La société HSJC est une société holding dirigée et détenue par M. [C] [L] et son épouse.
La société HSJC détenait plusieurs sociétés exploitant des points de vente de papeterie, bureautique, fournitures et équipement de bureaux, initialement sous l’enseigne BUREAU VALLEE puis TOP OFFICE.
Dans ce contexte, elle a créé :
* La société SIMOUEST en 2003
* La société [L] en 2008
* La société BURO CAP en 2012
Fin 2013, la société HSJC a envisagé de céder la totalité des parts qu’elle détenait dans ces trois sociétés.
Le 15 avril 2014, M. [S] [V] a manifesté son intérêt pour acquérir la totalité des titres des sociétés SIMOUEST, [L] et BURO CAP
M. [S] [V] a proposé à la société HSJC l’acquisition des titres en deux temps, au moyen d’une holding à constituer.

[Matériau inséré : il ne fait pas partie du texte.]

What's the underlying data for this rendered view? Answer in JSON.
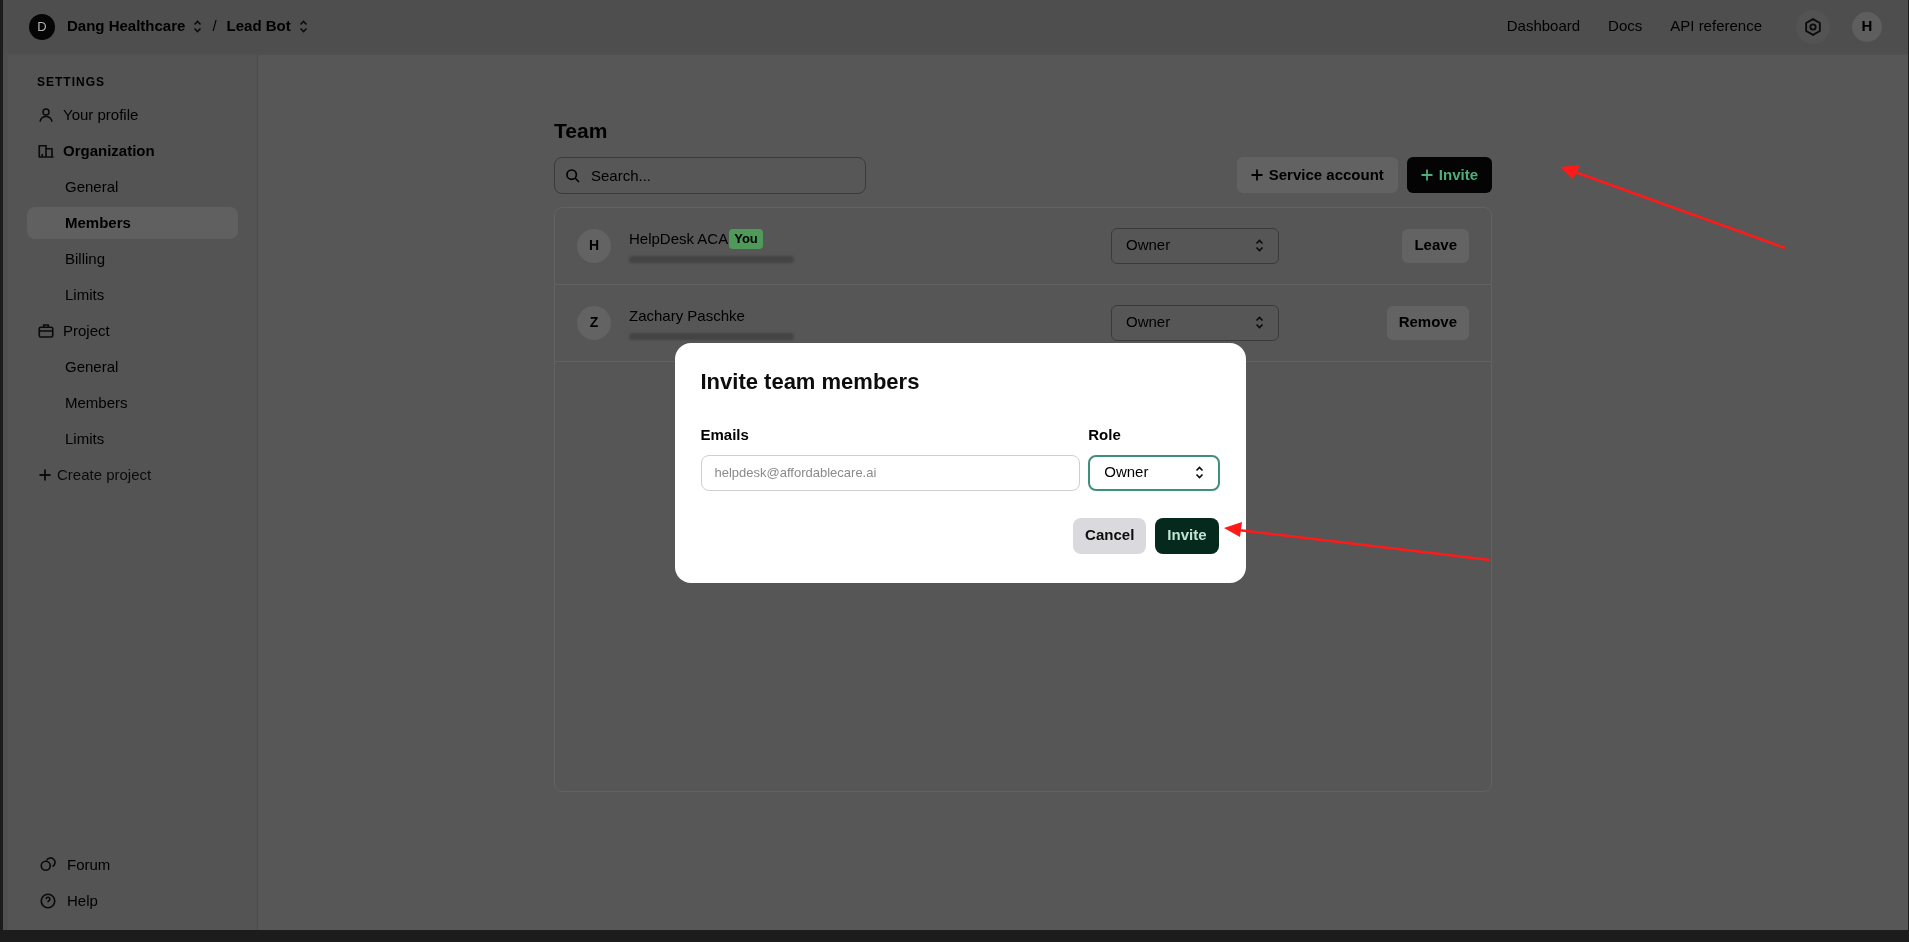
{
  "top_bar": {
    "org_initial": "D",
    "org": "Dang Healthcare",
    "separator": "/",
    "project": "Lead Bot",
    "links": [
      "Dashboard",
      "Docs",
      "API reference"
    ],
    "user_initial": "H"
  },
  "sidebar": {
    "heading": "SETTINGS",
    "sections": [
      {
        "label": "Your profile",
        "active": false
      },
      {
        "label": "Organization",
        "active": true,
        "children": [
          {
            "label": "General",
            "selected": false
          },
          {
            "label": "Members",
            "selected": true
          },
          {
            "label": "Billing",
            "selected": false
          },
          {
            "label": "Limits",
            "selected": false
          }
        ]
      },
      {
        "label": "Project",
        "active": false,
        "children": [
          {
            "label": "General",
            "selected": false
          },
          {
            "label": "Members",
            "selected": false
          },
          {
            "label": "Limits",
            "selected": false
          }
        ]
      }
    ],
    "create": "Create project",
    "footer": [
      "Forum",
      "Help"
    ]
  },
  "team": {
    "title": "Team",
    "search": {
      "placeholder": "Search..."
    },
    "buttons": [
      {
        "label": "Service account",
        "kind": "secondary"
      },
      {
        "label": "Invite",
        "kind": "primary"
      }
    ],
    "members": [
      {
        "initial": "H",
        "name": "HelpDesk ACA",
        "badge": "You",
        "role": "Owner",
        "action": "Leave"
      },
      {
        "initial": "Z",
        "name": "Zachary Paschke",
        "role": "Owner",
        "action": "Remove"
      }
    ]
  },
  "modal": {
    "title": "Invite team members",
    "emails_label": "Emails",
    "emails_value": "helpdesk@affordablecare.ai",
    "role_label": "Role",
    "role_value": "Owner",
    "buttons": [
      {
        "label": "Cancel",
        "kind": "secondary"
      },
      {
        "label": "Invite",
        "kind": "primary"
      }
    ]
  }
}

Le 23 octobre 2014, la société KARRA OFFICE a ainsi été constituée pour acquérir les parts sociales des trois sociétés opérationnelles.
Initialement doté à hauteur de 1 000 euros, le capital social a été porté dès le 31 octobre 2014 à la somme de 450 000 euros, réparti comme suit :
KARRA INVESTISSEMENT :
33 750 parts de 10 euros, soit 75 % du capital
HSJC : 11 250 parts de 10 euros, soit 25 % du capital
Le 31 octobre 2014, la société HSJC et les époux [L] ont cédé à la société KARRA OFFICE les parts sociales des sociétés SIMOUEST, [L] et BURO CAP dont ils étaient propriétaires, pour un prix total de 1 200 000 euros.
Le même jour,
* Les sociétés KARRA INVESTISSEMENT et HSJC ont ratifié un pacte d’associés organisant leurs rapports au sein de la société KARRA OFFICE.
* Dans un premier acte, valant promesse unilatérale de vente, la société HSJC a ainsi promis de céder à M. [V] les 11 250 parts sociales lui appartenant dans le capital de la société KARRA OFFICE. Cette promesse pouvait être levée par M. [V] par l’envoi d’une lettre recommandée avec accusé de réception pendant les périodes suivantes;
* du 1 er janvier 2020 au 30 juin 2020
* du 1 er janvier 2021 au 30 juin 2021
* du 1 er janvier 2022 au 30 juin 2022
* Dans un second acte, valant promesse unilatérale d’achat, M. [V] a promis d’acquérir ces mêmes 11 250 parts sociales auprès de la société HSJC. Il a été prévu que cette promesse d’achat pourrait être levée par la société HSJC dans
les mêmes formes mais pendant une période comprise entre le 1 er juillet 2022 et le 31 octobre 2023
Les deux promesses comprenaient une formule identique de détermination du prix des parts sociales.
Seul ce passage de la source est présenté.